Putin: Talks with Armenia, Azerbaijan leaders ‘constructive’

MOSCOW (AP) — Russian President Vladimir Putin said the talks he hosted in southern Russia Friday with the leaders of regional rivals Armenia and Azerbaijan were “constructive” and produced a series of agreements on key issues.

The meeting with Armenian Prime Minister Nikol Pashinyan and Azerbaijan’s President Ilham Aliyev in the city of Sochi lasted about three hours and marked the first anniversary of a Moscow-brokered peace deal that ended fighting in the separatist region of Nagorno-Karabakh.

In remarks after the meeting, Putin said the three leaders “reached agreement on a whole range of issues” which he considers “key.”

Both Aliyev and Pashinyan echoed Putin’s positive assessment. The Azerbaijani president said the conversation was “open” and “genuine,” and the Armenian prime minister called it “positive.”

Putin also held two separate bilateral meetings with Aliyev and Pashinyan on Friday, before and after the three-way talks.

Armenia and Azerbaijan have been locked in a decades-old dispute over Nagorno-Karabakh, a region that lies within Azerbaijan but was under the control of ethnic Armenian forces backed by Armenia since a separatist war there ended in 1994.

The Azerbaijani military routed the Armenian forces in 44 days of fierce fighting in the fall of 2020, which ended with a Russia-brokered peace deal that saw Azerbaijan gain control of a significant part of Nagorno-Karabakh and reclaim all the regions controlled by Armenian forces outside the separatist region.

Russia has deployed nearly 2,000 peacekeepers for at least five years to monitor the peace deal.

The peace agreement was celebrated as a triumph in Azerbaijan but was seen as a betrayal by the opposition in Armenia. Pashinyan defended it as the only way to prevent the Armenian forces from losing control over the entire Nagorno-Karabakh region.

The 2020 deal envisaged a transport corridor via Armenia that would link Azerbaijan with its exclave of Nakhchivan region — a plan resented by the Armenian opposition, which also fears that Armenian interests could be compromised by the planned demarcation of the border.

Opening the meeting with Pashinyan and Aliyev on Friday, Putin said that Armenia, Azerbaijan and Russia “achieved a lot” in a year that passed since the peace deal was signed. There is no large-scale fighting, some 53,000 refugees have returned to their homes, and Russian peacekeepers have been ensuring safety of the Nagorno-Karabakh residents, he said.

In their opening remarks, both Aliyev and Pashinyan said they were prepared to start the work on delimitation and demarcation of the border.

Pashinyan, however, noted that the situation on the border and in Nagorno-Karabakh is “not as stable as one would want it to be” and said that “dozens of people on both sides” died in clashes over the past year.
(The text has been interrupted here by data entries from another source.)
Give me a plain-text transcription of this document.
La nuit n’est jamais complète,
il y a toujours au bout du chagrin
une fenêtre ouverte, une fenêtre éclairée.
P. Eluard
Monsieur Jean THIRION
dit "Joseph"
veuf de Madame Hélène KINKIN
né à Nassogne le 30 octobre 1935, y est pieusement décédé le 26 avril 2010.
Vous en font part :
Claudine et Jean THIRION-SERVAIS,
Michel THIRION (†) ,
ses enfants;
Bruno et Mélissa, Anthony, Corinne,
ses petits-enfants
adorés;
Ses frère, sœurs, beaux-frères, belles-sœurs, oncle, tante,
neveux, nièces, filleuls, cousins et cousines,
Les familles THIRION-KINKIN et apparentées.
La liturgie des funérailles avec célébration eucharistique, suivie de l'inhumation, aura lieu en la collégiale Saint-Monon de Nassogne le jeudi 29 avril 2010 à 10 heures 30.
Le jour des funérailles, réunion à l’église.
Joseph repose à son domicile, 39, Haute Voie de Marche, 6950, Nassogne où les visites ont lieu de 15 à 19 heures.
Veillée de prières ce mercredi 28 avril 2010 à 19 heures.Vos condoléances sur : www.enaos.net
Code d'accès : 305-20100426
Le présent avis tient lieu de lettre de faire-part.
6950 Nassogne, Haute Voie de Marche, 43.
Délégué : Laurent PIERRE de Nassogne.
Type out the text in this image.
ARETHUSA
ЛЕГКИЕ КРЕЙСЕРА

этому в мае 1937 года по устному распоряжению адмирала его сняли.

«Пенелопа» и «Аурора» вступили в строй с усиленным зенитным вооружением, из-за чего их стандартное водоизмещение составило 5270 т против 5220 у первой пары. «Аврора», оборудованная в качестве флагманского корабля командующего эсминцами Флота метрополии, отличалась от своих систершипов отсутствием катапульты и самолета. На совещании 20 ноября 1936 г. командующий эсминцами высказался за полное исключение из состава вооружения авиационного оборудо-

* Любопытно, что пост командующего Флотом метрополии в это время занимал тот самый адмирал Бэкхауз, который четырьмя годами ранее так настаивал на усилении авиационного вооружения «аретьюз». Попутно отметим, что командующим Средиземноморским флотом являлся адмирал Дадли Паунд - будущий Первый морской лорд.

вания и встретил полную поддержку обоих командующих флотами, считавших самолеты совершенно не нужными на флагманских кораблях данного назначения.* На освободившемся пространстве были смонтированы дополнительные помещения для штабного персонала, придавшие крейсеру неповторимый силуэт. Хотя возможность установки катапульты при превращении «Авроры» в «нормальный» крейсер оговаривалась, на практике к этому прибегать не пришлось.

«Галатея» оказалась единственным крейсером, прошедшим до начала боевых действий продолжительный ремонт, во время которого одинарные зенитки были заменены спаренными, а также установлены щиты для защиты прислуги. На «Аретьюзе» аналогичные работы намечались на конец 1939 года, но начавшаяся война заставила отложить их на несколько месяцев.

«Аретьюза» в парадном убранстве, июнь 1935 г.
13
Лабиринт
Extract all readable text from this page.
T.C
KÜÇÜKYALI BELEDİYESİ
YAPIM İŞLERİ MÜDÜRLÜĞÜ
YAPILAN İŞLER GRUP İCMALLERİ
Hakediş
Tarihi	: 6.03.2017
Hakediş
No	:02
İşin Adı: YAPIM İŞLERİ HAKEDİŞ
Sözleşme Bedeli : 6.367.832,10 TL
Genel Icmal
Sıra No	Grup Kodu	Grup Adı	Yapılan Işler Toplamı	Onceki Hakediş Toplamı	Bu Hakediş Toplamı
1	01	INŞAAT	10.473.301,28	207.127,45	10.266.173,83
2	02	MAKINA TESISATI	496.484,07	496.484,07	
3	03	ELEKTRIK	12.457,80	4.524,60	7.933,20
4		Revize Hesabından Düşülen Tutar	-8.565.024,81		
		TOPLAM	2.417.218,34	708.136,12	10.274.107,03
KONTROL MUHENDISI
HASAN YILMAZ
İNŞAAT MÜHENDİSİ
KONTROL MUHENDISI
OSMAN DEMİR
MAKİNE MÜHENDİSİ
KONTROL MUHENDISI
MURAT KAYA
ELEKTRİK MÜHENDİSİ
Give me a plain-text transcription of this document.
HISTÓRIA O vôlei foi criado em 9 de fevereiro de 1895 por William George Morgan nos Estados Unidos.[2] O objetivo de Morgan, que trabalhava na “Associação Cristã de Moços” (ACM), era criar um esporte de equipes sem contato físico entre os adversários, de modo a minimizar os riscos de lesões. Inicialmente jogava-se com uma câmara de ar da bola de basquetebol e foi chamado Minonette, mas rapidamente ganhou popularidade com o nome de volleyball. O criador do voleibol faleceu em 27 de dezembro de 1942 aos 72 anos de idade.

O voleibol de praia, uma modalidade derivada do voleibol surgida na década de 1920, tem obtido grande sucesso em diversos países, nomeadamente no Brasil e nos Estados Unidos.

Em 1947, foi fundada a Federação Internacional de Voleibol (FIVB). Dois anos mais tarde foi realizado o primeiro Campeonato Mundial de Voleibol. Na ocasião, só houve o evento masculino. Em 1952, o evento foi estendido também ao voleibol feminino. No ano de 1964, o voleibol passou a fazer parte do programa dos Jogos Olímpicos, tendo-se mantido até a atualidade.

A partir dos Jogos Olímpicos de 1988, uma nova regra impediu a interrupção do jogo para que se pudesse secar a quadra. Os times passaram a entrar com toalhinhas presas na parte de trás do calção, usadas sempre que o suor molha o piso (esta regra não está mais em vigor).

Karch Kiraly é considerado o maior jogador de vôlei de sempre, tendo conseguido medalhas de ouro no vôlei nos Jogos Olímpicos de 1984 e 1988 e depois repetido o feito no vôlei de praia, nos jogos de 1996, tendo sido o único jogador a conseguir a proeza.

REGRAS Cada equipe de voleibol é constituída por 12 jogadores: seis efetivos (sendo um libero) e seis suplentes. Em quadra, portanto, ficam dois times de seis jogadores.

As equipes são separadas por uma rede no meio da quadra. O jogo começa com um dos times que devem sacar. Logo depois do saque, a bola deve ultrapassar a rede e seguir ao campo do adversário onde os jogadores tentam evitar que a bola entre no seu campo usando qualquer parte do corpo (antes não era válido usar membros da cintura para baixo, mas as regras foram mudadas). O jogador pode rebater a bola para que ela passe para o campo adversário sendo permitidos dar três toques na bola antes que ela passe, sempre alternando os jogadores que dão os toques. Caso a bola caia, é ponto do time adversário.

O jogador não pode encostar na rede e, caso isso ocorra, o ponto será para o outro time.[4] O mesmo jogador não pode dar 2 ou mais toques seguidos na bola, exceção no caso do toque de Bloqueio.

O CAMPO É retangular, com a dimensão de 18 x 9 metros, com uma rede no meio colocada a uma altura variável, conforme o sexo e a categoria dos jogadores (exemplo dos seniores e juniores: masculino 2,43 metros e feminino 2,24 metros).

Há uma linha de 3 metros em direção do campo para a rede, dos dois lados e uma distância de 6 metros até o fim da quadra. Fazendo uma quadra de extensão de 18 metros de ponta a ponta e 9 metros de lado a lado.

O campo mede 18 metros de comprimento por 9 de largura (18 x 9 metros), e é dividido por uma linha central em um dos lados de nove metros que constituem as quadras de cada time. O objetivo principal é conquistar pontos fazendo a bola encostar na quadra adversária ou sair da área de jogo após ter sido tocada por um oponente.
He called the situation on the border a “crisis.”

“Our assessment is that Azerbaijani forces have made an incursion into the sovereign territory of Armenia,” he said.

Armenia’s prime minister also said the issue of prisoners of war, hostages and other persons held in captivity remained unresolved.

Aliyev, in turn, said that Azerbaijani authorities have publicly offered to start working out a proper peace treaty with Armenia “to put an end to the confrontation, to recognize each other’s territorial integrity, sovereignty and live as neighbors in the future, (or) learn to live as neighbors all over again.”

He also said Friday that Azerbaijan has handed over more than 100 prisoners of war to Armenia since last year’s fighting in Nagorno-Karabakh.

After the meeting, Putin said that the three leaders agreed to create, before the end of the year, mechanisms for delimitation and demarcation of the border between the two countries.

They also discussed “unblocking of the transport corridors, which includes both the railways and the roads,” and made “significant progress” on unspecified “humanitarian issues,” Putin said.